Five year old escapes from Barnstaple school

Joseph Bulmer

Mum calls for greater security after her son makes his own way to aunt’s house half a mile away

A five-year-old boy sparked a major search after he was able to escape from Ashleigh Primary School in Barnstaple and make his way half a mile across town.

In the process little Malachi Williams managed to get through two security doors and cross a busy main road before he was eventually found at his aunt’s house in Gloster Road following a search by staff and police.

It is the second time in three years that a child has managed to slip out of the school – in 2008 Tyler Roffey, aged four, escaped and walked three quarters-of-a-mile home.

Now Malachi’s mother Kelly Duckett, 33, who has two other children aged 11 and nine at the school, is calling for greater security measures.

“I felt I had to say something because if it happens again to another child there might not be such a happy ending and I couldn’t have that on my conscience,” she told the Gazette.

“Malachi had to press a button to open the main school door and then another to open a gate in order to escape. Why are the buttons within reach of a five-year-old?”

Kelly was at the school that morning dropping her older son off after an appointment and saw Malachi with his classmates. As she was leaving staff asked if he had followed her out, but it was assumed he had gone to the playground.

When Kelly arrived home at Bishops Tawton there was a message saying he was missing and the police were about to be called. Passersby reported seeing a little boy in Ashleigh Road and then later in Gloster Road.

“He said afterwards he wanted to see me,” said a relieved Kelly.

“He ran from the police because he did not know them and thought he was in trouble. The police were excellent, they were all over Barnstaple and then I got a call from my sister to say she had him.

“I have really drummed into him how dangerous it is, but once a child gets an idea into their head they are going to try and do it.

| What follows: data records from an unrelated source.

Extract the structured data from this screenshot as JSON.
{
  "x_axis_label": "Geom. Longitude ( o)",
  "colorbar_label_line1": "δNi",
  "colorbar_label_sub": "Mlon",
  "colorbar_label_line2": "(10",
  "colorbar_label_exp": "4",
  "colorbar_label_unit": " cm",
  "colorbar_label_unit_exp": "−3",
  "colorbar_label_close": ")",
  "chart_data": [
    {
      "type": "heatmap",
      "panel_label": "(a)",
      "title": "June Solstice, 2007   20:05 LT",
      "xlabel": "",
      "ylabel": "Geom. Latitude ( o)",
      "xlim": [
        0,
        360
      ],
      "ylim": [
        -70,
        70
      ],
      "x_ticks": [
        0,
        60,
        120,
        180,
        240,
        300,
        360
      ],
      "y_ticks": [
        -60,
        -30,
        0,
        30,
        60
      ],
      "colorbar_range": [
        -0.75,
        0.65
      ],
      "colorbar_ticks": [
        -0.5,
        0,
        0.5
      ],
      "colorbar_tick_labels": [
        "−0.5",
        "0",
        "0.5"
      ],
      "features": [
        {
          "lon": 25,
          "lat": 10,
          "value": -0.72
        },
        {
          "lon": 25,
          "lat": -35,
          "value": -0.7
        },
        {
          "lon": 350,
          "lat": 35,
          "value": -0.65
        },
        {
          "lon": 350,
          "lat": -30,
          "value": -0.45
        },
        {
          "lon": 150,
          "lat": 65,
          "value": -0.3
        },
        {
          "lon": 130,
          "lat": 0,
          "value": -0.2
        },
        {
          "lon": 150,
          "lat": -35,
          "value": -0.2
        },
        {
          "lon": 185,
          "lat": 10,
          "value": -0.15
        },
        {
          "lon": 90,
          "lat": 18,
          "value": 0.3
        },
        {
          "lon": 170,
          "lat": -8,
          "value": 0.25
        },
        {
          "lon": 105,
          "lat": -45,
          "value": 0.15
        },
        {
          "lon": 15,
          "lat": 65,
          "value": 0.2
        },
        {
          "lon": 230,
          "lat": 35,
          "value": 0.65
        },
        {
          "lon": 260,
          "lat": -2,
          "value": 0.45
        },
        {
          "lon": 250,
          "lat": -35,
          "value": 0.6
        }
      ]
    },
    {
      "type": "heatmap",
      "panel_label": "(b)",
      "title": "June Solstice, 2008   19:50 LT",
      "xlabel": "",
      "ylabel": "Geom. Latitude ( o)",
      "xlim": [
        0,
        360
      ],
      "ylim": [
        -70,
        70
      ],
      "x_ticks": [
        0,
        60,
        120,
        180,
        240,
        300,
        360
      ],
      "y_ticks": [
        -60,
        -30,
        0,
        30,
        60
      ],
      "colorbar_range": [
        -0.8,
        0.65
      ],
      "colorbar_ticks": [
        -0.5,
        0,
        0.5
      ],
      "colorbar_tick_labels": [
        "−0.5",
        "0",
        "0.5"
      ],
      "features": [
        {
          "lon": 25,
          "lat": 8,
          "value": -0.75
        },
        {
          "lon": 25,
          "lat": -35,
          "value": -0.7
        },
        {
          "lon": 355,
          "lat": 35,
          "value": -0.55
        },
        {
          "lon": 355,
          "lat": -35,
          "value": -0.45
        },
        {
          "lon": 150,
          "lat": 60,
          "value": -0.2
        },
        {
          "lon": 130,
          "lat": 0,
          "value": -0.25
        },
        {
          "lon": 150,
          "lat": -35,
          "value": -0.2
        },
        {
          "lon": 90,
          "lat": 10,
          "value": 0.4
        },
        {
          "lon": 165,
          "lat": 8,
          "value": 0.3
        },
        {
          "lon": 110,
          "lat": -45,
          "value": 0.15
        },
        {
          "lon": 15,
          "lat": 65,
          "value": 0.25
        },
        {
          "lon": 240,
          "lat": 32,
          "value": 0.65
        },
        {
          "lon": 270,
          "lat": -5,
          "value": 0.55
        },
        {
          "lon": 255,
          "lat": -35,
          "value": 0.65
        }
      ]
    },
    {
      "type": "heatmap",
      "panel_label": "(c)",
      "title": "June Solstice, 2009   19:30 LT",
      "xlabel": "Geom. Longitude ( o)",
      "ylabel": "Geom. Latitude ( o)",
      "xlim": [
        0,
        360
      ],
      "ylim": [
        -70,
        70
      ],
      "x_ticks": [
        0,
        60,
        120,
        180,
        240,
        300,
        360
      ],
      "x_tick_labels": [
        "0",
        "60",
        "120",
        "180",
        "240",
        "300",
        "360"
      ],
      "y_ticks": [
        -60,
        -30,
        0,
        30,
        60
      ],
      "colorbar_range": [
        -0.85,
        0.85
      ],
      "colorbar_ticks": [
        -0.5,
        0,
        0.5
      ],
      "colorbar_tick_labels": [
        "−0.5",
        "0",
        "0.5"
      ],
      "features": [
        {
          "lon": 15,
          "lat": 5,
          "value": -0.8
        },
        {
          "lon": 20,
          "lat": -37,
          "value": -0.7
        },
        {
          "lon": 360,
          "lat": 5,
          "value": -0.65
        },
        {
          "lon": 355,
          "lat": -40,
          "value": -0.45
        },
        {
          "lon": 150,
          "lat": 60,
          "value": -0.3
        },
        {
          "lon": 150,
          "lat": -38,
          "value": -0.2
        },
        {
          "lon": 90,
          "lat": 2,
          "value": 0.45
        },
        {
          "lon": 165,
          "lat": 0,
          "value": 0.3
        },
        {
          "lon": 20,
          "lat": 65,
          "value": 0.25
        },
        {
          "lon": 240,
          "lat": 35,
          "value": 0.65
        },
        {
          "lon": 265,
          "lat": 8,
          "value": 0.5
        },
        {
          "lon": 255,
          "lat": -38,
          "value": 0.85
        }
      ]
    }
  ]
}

“As adults we put barriers there for their safety and I feel the school should be doing exactly the same.”

Headteacher Mark Henderson said the incident had been discussed in detail with the family and that in the past two years the school had significantly upgraded its security.

“We now have magnets on our gates, CCTV, and button releases on the doors which are at a height which complies with disability legislation.

“However you cannot make a school a prison. In this case the pupil hid in the toilets, ran out, managed to hit a door release button and got outside before members of staff could stop him.

“Two members of staff went after him and I immediately notified his family and the police. The police located him but he ran away from them.

“Fortunately the situation was safely resolved and we will be reviewing our security to see if there are any other measures we can take.”